Weekend Reading: Life and Death, Burial and Marriage.

Returning to my reading through the life of Abraham, I find the end of days for Sarah, the mother of Isaac.

Abraham mourns, then sets about finding a place for a burial. The transaction seems awkward at first read, but I suspect that the back-and-forth mentions of gifts were part of the way that people negotiated in those times, under those circumstances.

At the end of the negotiation, Abraham buys the field for a princely sum, and lays his wife to rest in the cave.*

The narrative turns next to the wife of Isaac. Abraham calls a high-ranking member of his household staff, and sends him to seek a wife for Isaac, among Abraham's kin of the family of Nahor.
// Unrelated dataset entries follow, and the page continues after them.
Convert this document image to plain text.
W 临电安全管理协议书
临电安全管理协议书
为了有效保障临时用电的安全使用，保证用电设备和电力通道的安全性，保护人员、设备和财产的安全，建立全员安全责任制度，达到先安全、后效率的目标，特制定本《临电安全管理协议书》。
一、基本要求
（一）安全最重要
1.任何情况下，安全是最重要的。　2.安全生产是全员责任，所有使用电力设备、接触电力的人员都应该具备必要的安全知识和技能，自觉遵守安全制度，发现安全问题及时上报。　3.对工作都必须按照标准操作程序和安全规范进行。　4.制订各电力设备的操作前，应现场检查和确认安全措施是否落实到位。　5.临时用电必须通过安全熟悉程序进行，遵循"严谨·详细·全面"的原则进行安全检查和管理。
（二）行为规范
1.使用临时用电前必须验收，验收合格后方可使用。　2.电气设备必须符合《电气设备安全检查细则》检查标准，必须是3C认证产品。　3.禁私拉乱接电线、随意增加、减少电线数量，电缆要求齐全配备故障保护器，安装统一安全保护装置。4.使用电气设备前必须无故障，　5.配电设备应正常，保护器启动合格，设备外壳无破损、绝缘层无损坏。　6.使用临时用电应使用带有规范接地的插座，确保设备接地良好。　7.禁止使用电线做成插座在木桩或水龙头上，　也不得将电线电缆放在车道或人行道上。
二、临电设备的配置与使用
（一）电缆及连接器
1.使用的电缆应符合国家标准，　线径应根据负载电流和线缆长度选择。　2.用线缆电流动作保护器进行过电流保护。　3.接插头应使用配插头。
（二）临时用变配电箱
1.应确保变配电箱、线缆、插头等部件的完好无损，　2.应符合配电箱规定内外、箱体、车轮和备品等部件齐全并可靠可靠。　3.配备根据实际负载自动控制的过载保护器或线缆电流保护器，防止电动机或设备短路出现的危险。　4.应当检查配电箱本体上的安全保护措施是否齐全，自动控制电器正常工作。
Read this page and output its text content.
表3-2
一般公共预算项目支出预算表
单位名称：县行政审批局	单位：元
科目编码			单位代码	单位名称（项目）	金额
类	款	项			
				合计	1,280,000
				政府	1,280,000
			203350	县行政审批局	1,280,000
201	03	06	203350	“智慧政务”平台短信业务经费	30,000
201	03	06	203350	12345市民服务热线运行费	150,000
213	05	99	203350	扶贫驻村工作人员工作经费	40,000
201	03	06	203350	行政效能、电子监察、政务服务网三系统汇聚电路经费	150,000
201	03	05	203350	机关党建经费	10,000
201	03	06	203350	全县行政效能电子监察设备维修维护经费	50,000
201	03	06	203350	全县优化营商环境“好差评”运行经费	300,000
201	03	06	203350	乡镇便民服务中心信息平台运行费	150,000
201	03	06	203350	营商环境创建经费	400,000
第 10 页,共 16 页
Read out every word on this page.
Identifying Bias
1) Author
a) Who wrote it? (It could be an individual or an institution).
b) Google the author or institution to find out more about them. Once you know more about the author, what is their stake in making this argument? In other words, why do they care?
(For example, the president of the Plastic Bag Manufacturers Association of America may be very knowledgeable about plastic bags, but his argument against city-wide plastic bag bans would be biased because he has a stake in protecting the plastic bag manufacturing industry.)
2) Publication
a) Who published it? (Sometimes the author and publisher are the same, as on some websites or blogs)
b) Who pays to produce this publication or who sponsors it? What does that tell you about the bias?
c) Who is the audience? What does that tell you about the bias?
After swearing an oath before the Creator, the servant goes on his mission. Fearing failure, the servant prays to his master's God, and requests a sign. As he prays, Rebekah comes up. The servant asks her for water, and she responds with the sign he'd requested: she offers to water his camels also.

The servant, Rebekah, and her family have a discussion before the evening meal. After a recounting of the sign given by God, and much giving of gifts, Rebekah agrees to go marry Isaac.

After many days of journey, she sees Isaac out in a field, meditating at the end of the day. Rebekah alights to greet Isaac, and they begin married life together.

After the marriage of Isaac, the story spends a few sentences describing the rest of Abraham's life: another wife, a number of children from that wife (who are sent off to the East), and Abrahams' death and burial. The elder son, Ishmael, also has his descendents mentioned in a few sentences.

Ishmael and Isaac bury their father. The life of Abraham, a mighty prophet of God, is at an end.

This story touches again on the theme of Abraham's relationship with God, and how members of Abraham's household interact with God. Abraham makes a promise to his chief servant, and charges him to swears an and take up the task. (The servant is nameless in this narrative. He is apparently not Eliezer of Damascus, who had a similar rank in Abraham's household before Isaac's birth.)

The servant accept the charge, swears the oath, and sets off with camels and helpers. Later, the servant himself prays; and receives an answer.

The special relationship between Abraham and God the Creator, which is the subtext of most of the story, is also available to some of Abraham's servants and helpers.

Few of them receive great promises, but the ones who ask God for help receive a response.


*Local tradition holds that the cave of Macphelah, burial place of Sarah (and later Abraham, Isaac, Rebekah, Jacob, and Leah) can still be identified today.

Shortly before the lifetime of Jesus, one of the Herods built a monument over the traditional location of that cave.